The apprenticeships and religious rites that were commonly available to young men a few generations ago are no longer part of our mainstream ideas of adulthood rites of passage. Instead of teaching a trade while paying a subsistence wage to apprentices, there are entry-level jobs that pay subsistence, but offer no skills for advancement. Instead, these skills are sold separately in trade schools and technical institutes.

In “The Karate Kid,” Mr. Miyagi set out tasks for Daniel to complete, but it is Daniel’s error as a novice to presume they were pointless activities. Once he has progressed in his training, Daniel realizes that not only did he create something beautiful and useful through his work, but he also learned the skills he asked to receive training in, and that he could apply to his own goals.

We want our kids to be strong members of their communities, to not only find their niches in an interdependent society but to be heroes. To create kids who are altruistic—who want to connect with people who need help—is to make them confident that they are securely connected to others who will not let them fail, and who can help find the resources to help the ones they are reaching out to. Serving young people, answering their questions and directing their energy positively, demonstrates the power of service. Giving young people the tools they need, and genuine responsibility to act, for themselves and in service to others, is how to teach a service orientation.

Preserving and creating value

Our assumptions about the speed with which society changes might also include the belief that the generation that has preceded us has nothing of value to tell us. Technology has changed our world, but only on the surface: the people are still the same. Maturity and wisdom are different gifts from youth and energy; we need them all. There are skills for meeting change, and adults who have mastered these skills—the ability to be open, to learn, to be flexible, to accept not only changing technology but changing social norms and a diversity of people—have been successful because of them, and are needed to pass what they have learned down to the next generation.

The ability to take care of yourself and others is a gift. When we can connect with other people, this is another enduring source of happiness. Not teaching our kids how to be the kinds of adults that others will want to work with, be friends and partners with, doesn’t protect them from the rigors of responsibility: it isolates them from opportunities for pride and joy.

We have to do this for society, but also for our kids: each of us deserves the tools to find out who we are and where we fit in the world, and to get them when we’re at the right stage of development to use them.

Showing young people that they are precious—worth our time and attention to help them grow up right, worth their investment in practice and education—is one of the most valuable things any of us can do for someone, and the most likely to produce well-adjusted adults.

In business, we talk of “externalized factors,” meaning those that don’t appear on the accounting sheets. Guerrilla gardeners take advantage of wealth lying fallow in the form of neglected land. Mentorship is a way that we can create wealth in society with such externalized sources of value.

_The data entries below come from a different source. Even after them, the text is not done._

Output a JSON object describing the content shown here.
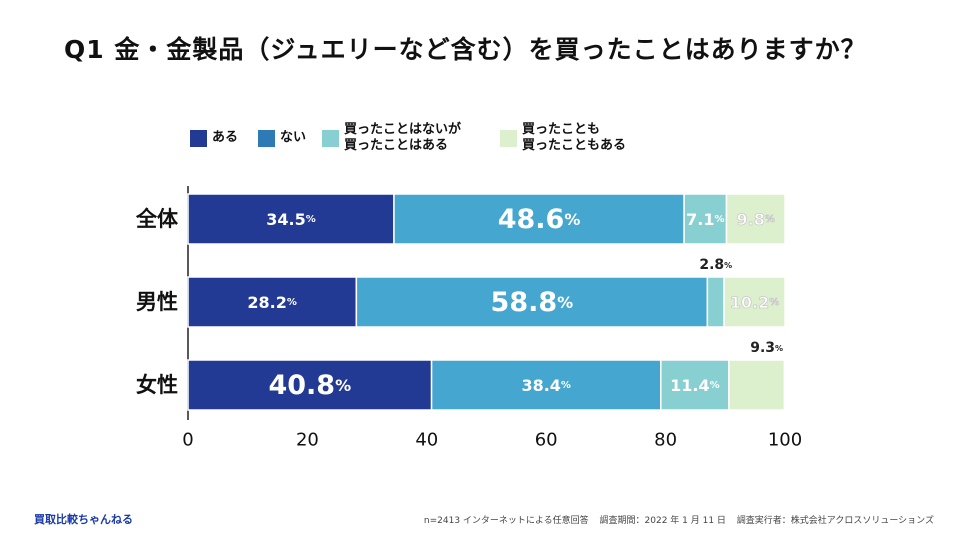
{
  "header": {
    "title": "Q1 金・金製品（ジュエリーなど含む）を買ったことはありますか？"
  },
  "legend": [
    {
      "lines": [
        "ある"
      ],
      "color": "#223a93"
    },
    {
      "lines": [
        "ない"
      ],
      "color": "#2e7ab5"
    },
    {
      "lines": [
        "買ったことはないが",
        "買ったことはある"
      ],
      "color": "#87cfd0"
    },
    {
      "lines": [
        "買ったことも",
        "買ったこともある"
      ],
      "color": "#ddf0cd"
    }
  ],
  "chart_data": {
    "type": "bar",
    "orientation": "horizontal",
    "stacked": true,
    "title": "Q1 金・金製品（ジュエリーなど含む）を買ったことはありますか？",
    "categories": [
      "全体",
      "男性",
      "女性"
    ],
    "series": [
      {
        "name": "ある",
        "values": [
          34.5,
          28.2,
          40.8
        ],
        "color": "#223a93"
      },
      {
        "name": "ない",
        "values": [
          48.6,
          58.8,
          38.4
        ],
        "color": "#45a6d0"
      },
      {
        "name": "買ったことはないが買ったことはある",
        "values": [
          7.1,
          2.8,
          11.4
        ],
        "color": "#87cfd0"
      },
      {
        "name": "買ったことも買ったこともある",
        "values": [
          9.8,
          10.2,
          9.3
        ],
        "color": "#ddf0cd"
      }
    ],
    "value_suffix": "%",
    "xlim": [
      0,
      100
    ],
    "xticks": [
      0,
      20,
      40,
      60,
      80,
      100
    ]
  },
  "footer": {
    "brand": "買取比較ちゃんねる",
    "sample": "n=2413 インターネットによる任意回答",
    "period": "調査期間：2022 年 1 月 11 日",
    "executor": "調査実行者：株式会社アクロスソリューションズ"
  }
}
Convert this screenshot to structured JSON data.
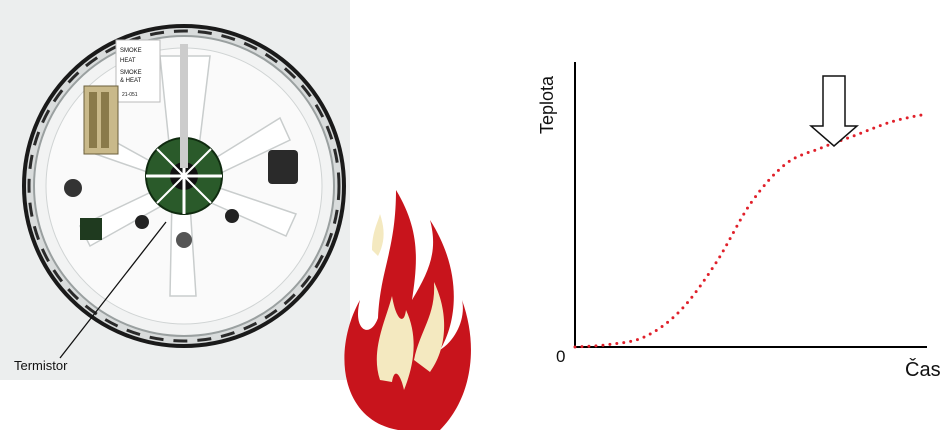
{
  "detector": {
    "callout_label": "Termistor",
    "sticker_lines": [
      "SMOKE",
      "HEAT",
      "SMOKE",
      "& HEAT",
      "21-051"
    ]
  },
  "graph": {
    "y_axis_label": "Teplota",
    "x_axis_label": "Čas",
    "origin_label": "0",
    "curve_color": "#e0202a",
    "arrow_icon": "down-arrow-icon"
  },
  "chart_data": {
    "type": "line",
    "title": "",
    "xlabel": "Čas",
    "ylabel": "Teplota",
    "series": [
      {
        "x": [
          0,
          0.1,
          0.2,
          0.3,
          0.4,
          0.5,
          0.6,
          0.7,
          0.8,
          0.9,
          1.0
        ],
        "y": [
          0,
          0.01,
          0.04,
          0.14,
          0.32,
          0.55,
          0.7,
          0.76,
          0.81,
          0.86,
          0.89
        ]
      }
    ],
    "xlim": [
      0,
      1
    ],
    "ylim": [
      0,
      1
    ],
    "grid": false
  },
  "colors": {
    "flame_outer": "#c8141c",
    "flame_inner": "#f4e9c0",
    "detector_ring": "#e8e8e8",
    "detector_rim": "#111111",
    "sensor_pcb": "#2a5a2a"
  }
}
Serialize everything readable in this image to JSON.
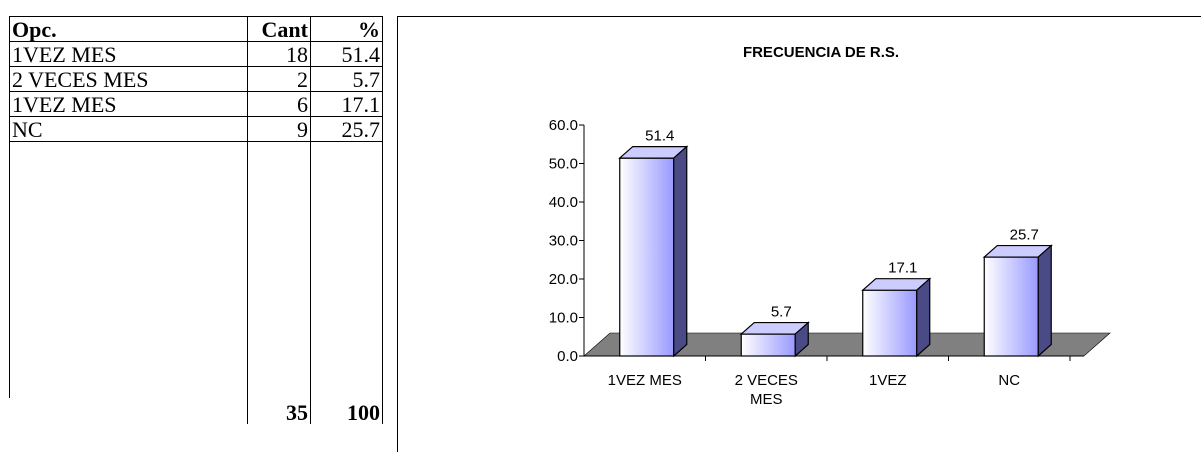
{
  "table": {
    "headers": {
      "opc": "Opc.",
      "cant": "Cant",
      "pct": "%"
    },
    "rows": [
      {
        "opc": "1VEZ MES",
        "cant": "18",
        "pct": "51.4"
      },
      {
        "opc": "2 VECES MES",
        "cant": "2",
        "pct": "5.7"
      },
      {
        "opc": "1VEZ MES",
        "cant": "6",
        "pct": "17.1"
      },
      {
        "opc": "NC",
        "cant": "9",
        "pct": "25.7"
      }
    ],
    "total": {
      "cant": "35",
      "pct": "100"
    }
  },
  "chart_data": {
    "type": "bar",
    "title": "FRECUENCIA DE R.S.",
    "categories": [
      [
        "1VEZ MES"
      ],
      [
        "2 VECES",
        "MES"
      ],
      [
        "1VEZ"
      ],
      [
        "NC"
      ]
    ],
    "values": [
      51.4,
      5.7,
      17.1,
      25.7
    ],
    "value_labels": [
      "51.4",
      "5.7",
      "17.1",
      "25.7"
    ],
    "ylim": [
      0,
      60
    ],
    "yticks": [
      "0.0",
      "10.0",
      "20.0",
      "30.0",
      "40.0",
      "50.0",
      "60.0"
    ],
    "style": "3d-column",
    "colors": {
      "bar_front_light": "#ffffff",
      "bar_front_dark": "#9999ff",
      "bar_top": "#ccccff",
      "bar_side": "#4a4a86",
      "floor": "#808080"
    },
    "grid": false,
    "legend": "none"
  }
}
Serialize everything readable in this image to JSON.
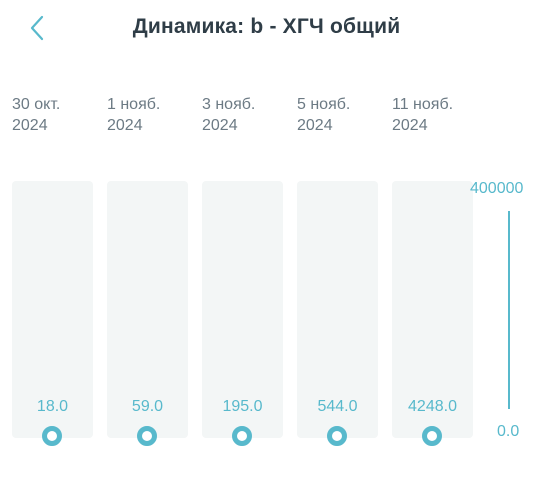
{
  "header": {
    "title": "Динамика: b - ХГЧ общий",
    "back_icon": "chevron-left-icon"
  },
  "colors": {
    "accent": "#58b9cc",
    "column_bg": "#f3f6f6",
    "text_muted": "#6c7a84",
    "title_text": "#2f3d47"
  },
  "entries": [
    {
      "date_day": "30 окт.",
      "date_year": "2024",
      "value": "18.0"
    },
    {
      "date_day": "1 нояб.",
      "date_year": "2024",
      "value": "59.0"
    },
    {
      "date_day": "3 нояб.",
      "date_year": "2024",
      "value": "195.0"
    },
    {
      "date_day": "5 нояб.",
      "date_year": "2024",
      "value": "544.0"
    },
    {
      "date_day": "11 нояб.",
      "date_year": "2024",
      "value": "4248.0"
    }
  ],
  "axis": {
    "max_label": "400000",
    "min_label": "0.0"
  },
  "chart_data": {
    "type": "scatter",
    "categories": [
      "30 окт. 2024",
      "1 нояб. 2024",
      "3 нояб. 2024",
      "5 нояб. 2024",
      "11 нояб. 2024"
    ],
    "values": [
      18.0,
      59.0,
      195.0,
      544.0,
      4248.0
    ],
    "ylim": [
      0.0,
      400000
    ]
  }
}
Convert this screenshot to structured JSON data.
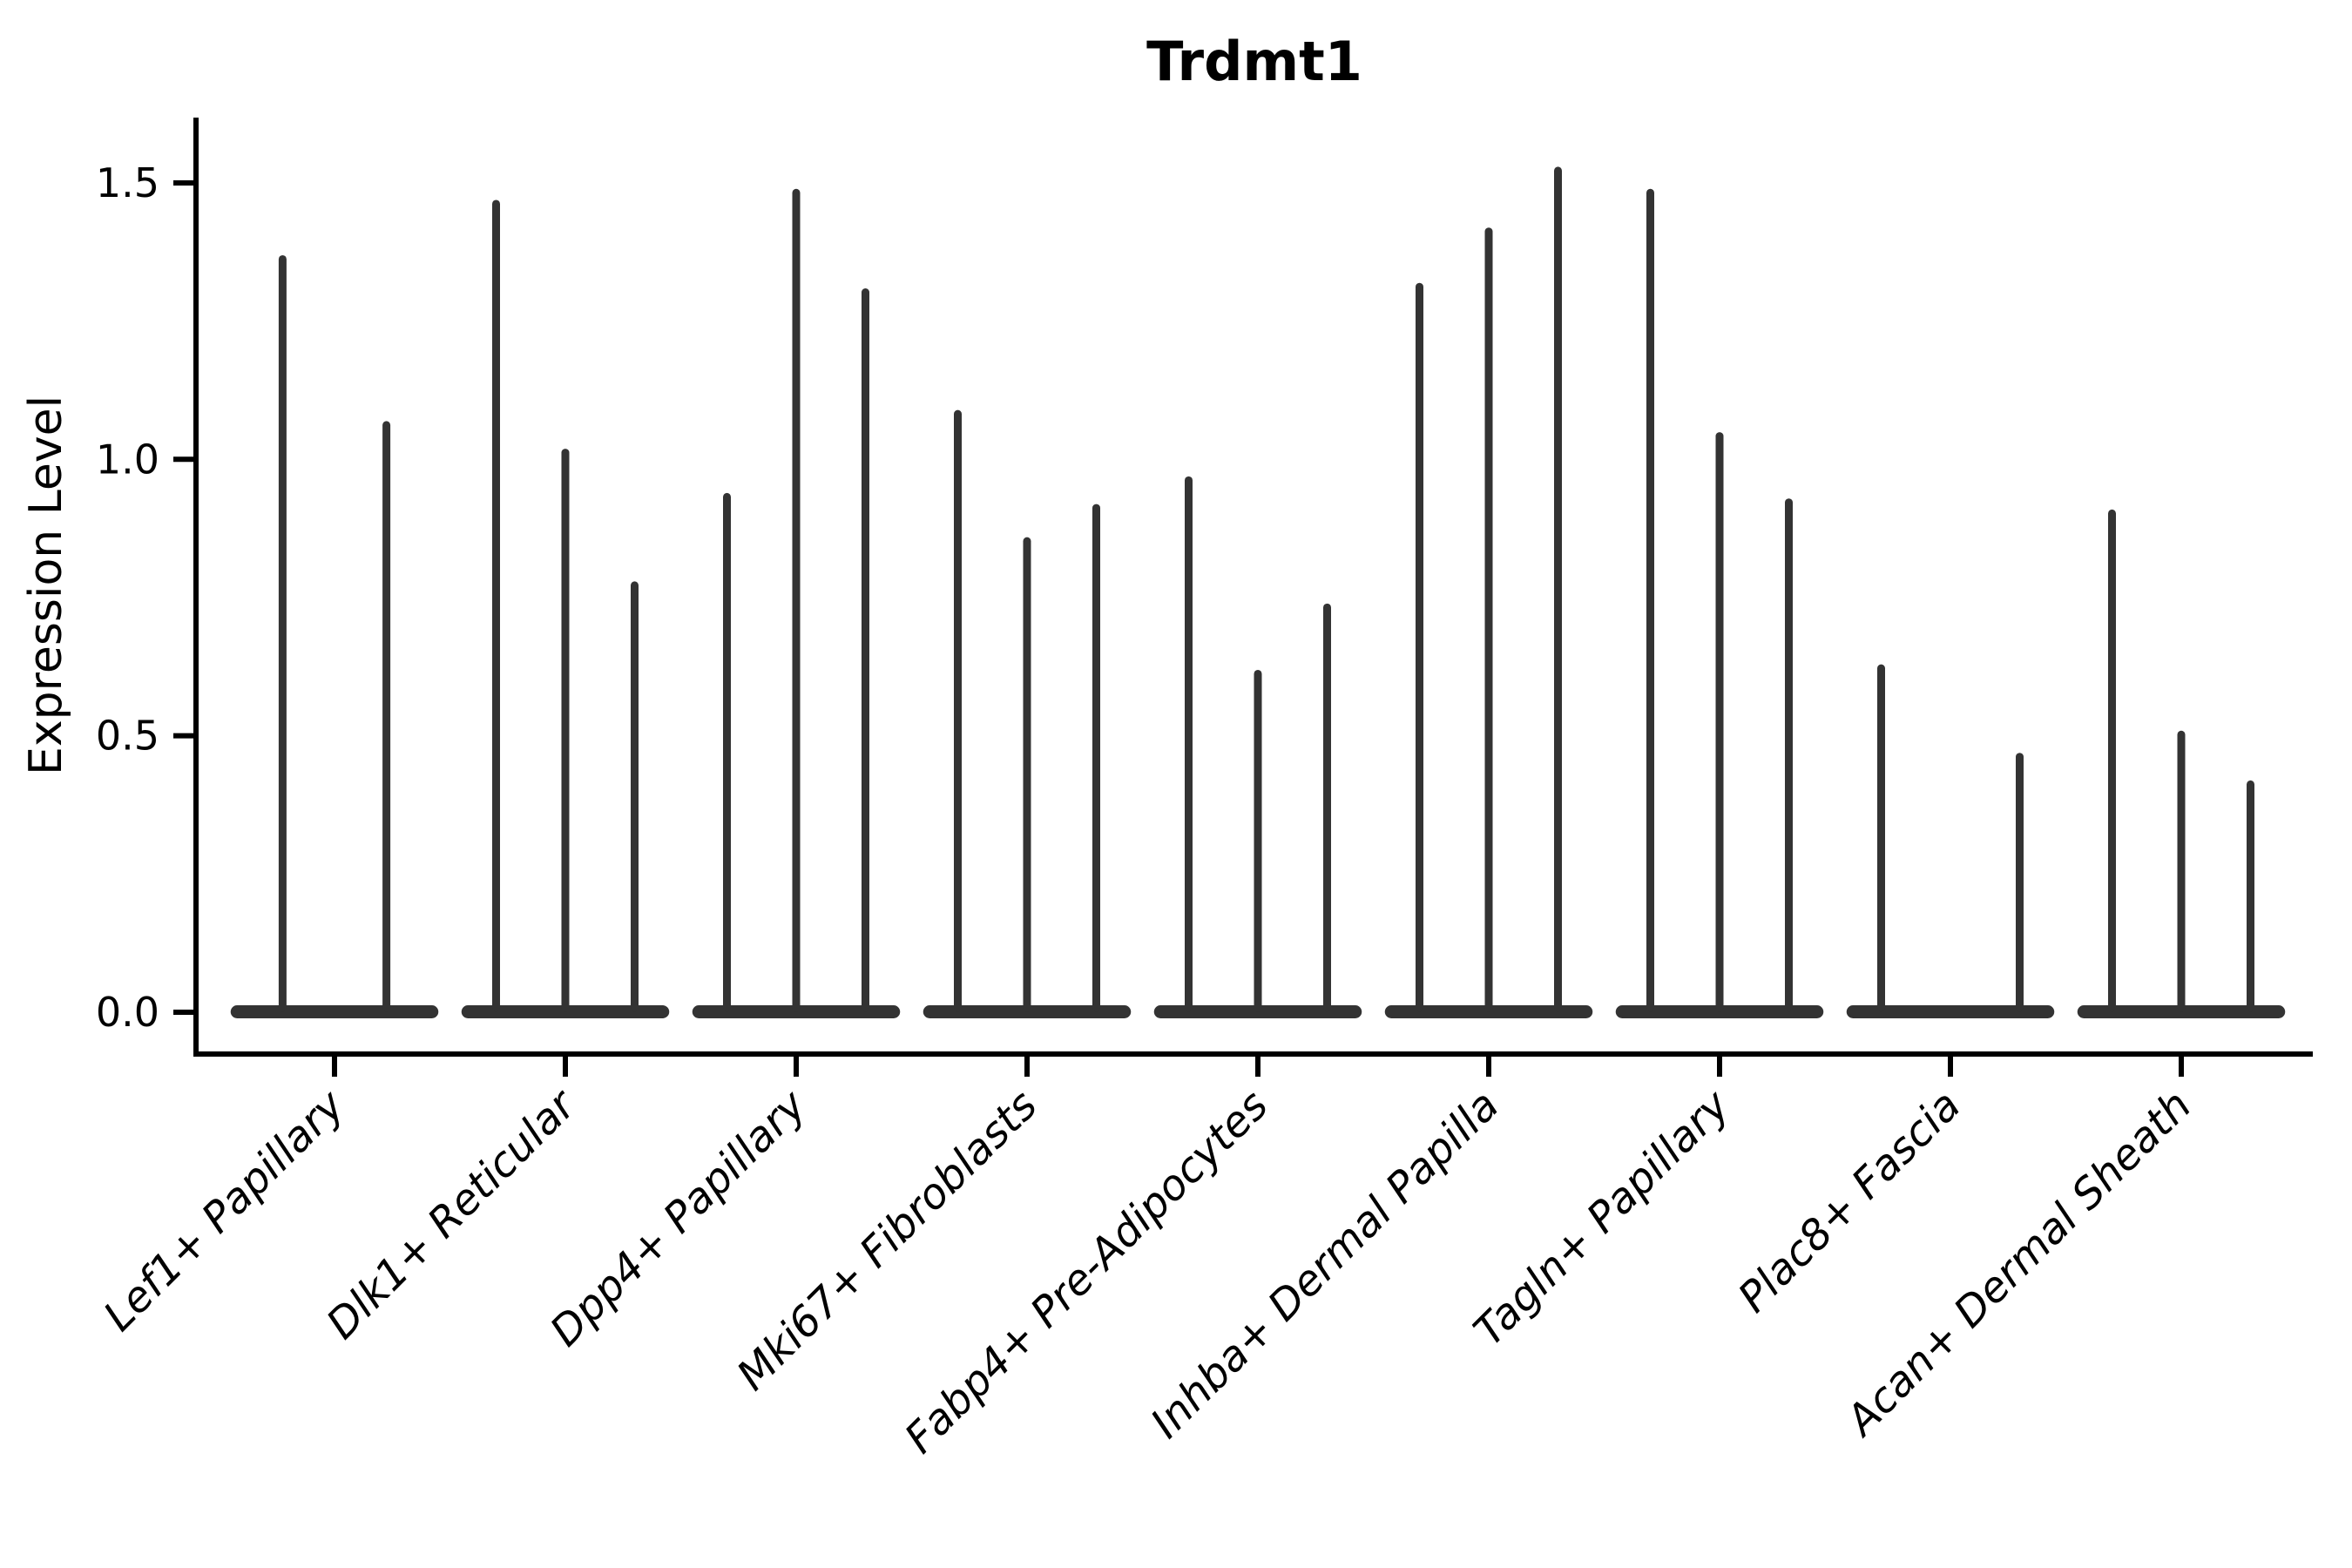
{
  "title": "Trdmt1",
  "y_axis": {
    "label": "Expression Level",
    "tick_labels": [
      "0.0",
      "0.5",
      "1.0",
      "1.5"
    ]
  },
  "colors": {
    "violin": "#333333",
    "axis": "#000000",
    "background": "#ffffff"
  },
  "chart_data": {
    "type": "violin",
    "title": "Trdmt1",
    "xlabel": "",
    "ylabel": "Expression Level",
    "ytick_values": [
      0.0,
      0.5,
      1.0,
      1.5
    ],
    "ytick_labels": [
      "0.0",
      "0.5",
      "1.0",
      "1.5"
    ],
    "ylim": [
      0,
      1.62
    ],
    "grid": false,
    "legend_position": "none",
    "xtick_label_rotation_deg": 45,
    "xtick_label_style": "italic",
    "categories": [
      "Lef1+ Papillary",
      "Dlk1+ Reticular",
      "Dpp4+ Papillary",
      "Mki67+ Fibroblasts",
      "Fabp4+ Pre-Adipocytes",
      "Inhba+ Dermal Papilla",
      "Tagln+ Papillary",
      "Plac8+ Fascia",
      "Acan+ Dermal Sheath"
    ],
    "series": [
      {
        "category": "Lef1+ Papillary",
        "violin_peaks": [
          1.37,
          1.07
        ]
      },
      {
        "category": "Dlk1+ Reticular",
        "violin_peaks": [
          1.47,
          1.02,
          0.78
        ]
      },
      {
        "category": "Dpp4+ Papillary",
        "violin_peaks": [
          0.94,
          1.49,
          1.31
        ]
      },
      {
        "category": "Mki67+ Fibroblasts",
        "violin_peaks": [
          1.09,
          0.86,
          0.92
        ]
      },
      {
        "category": "Fabp4+ Pre-Adipocytes",
        "violin_peaks": [
          0.97,
          0.62,
          0.74
        ]
      },
      {
        "category": "Inhba+ Dermal Papilla",
        "violin_peaks": [
          1.32,
          1.42,
          1.53
        ]
      },
      {
        "category": "Tagln+ Papillary",
        "violin_peaks": [
          1.49,
          1.05,
          0.93
        ]
      },
      {
        "category": "Plac8+ Fascia",
        "violin_peaks": [
          0.63,
          null,
          0.47
        ]
      },
      {
        "category": "Acan+ Dermal Sheath",
        "violin_peaks": [
          0.91,
          0.51,
          0.42
        ]
      }
    ],
    "violins_all_baseline_at": 0.0
  }
}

It’s been a cost of doing business, when mentorship has suffered as have the family and the community. Working for a living can be a grind: making things you don’t value, trading your health and peace for little pay and no security. You get a small fraction of the value you create for your employer, when you work for someone else. However, when you work to till the soil of your own community, you invest in your community. You create value through work that is personally rewarding.

We need to create a new form of mentorship that will allow each of us to do the meaningful, rewarding work of investing in the infrastructure of society.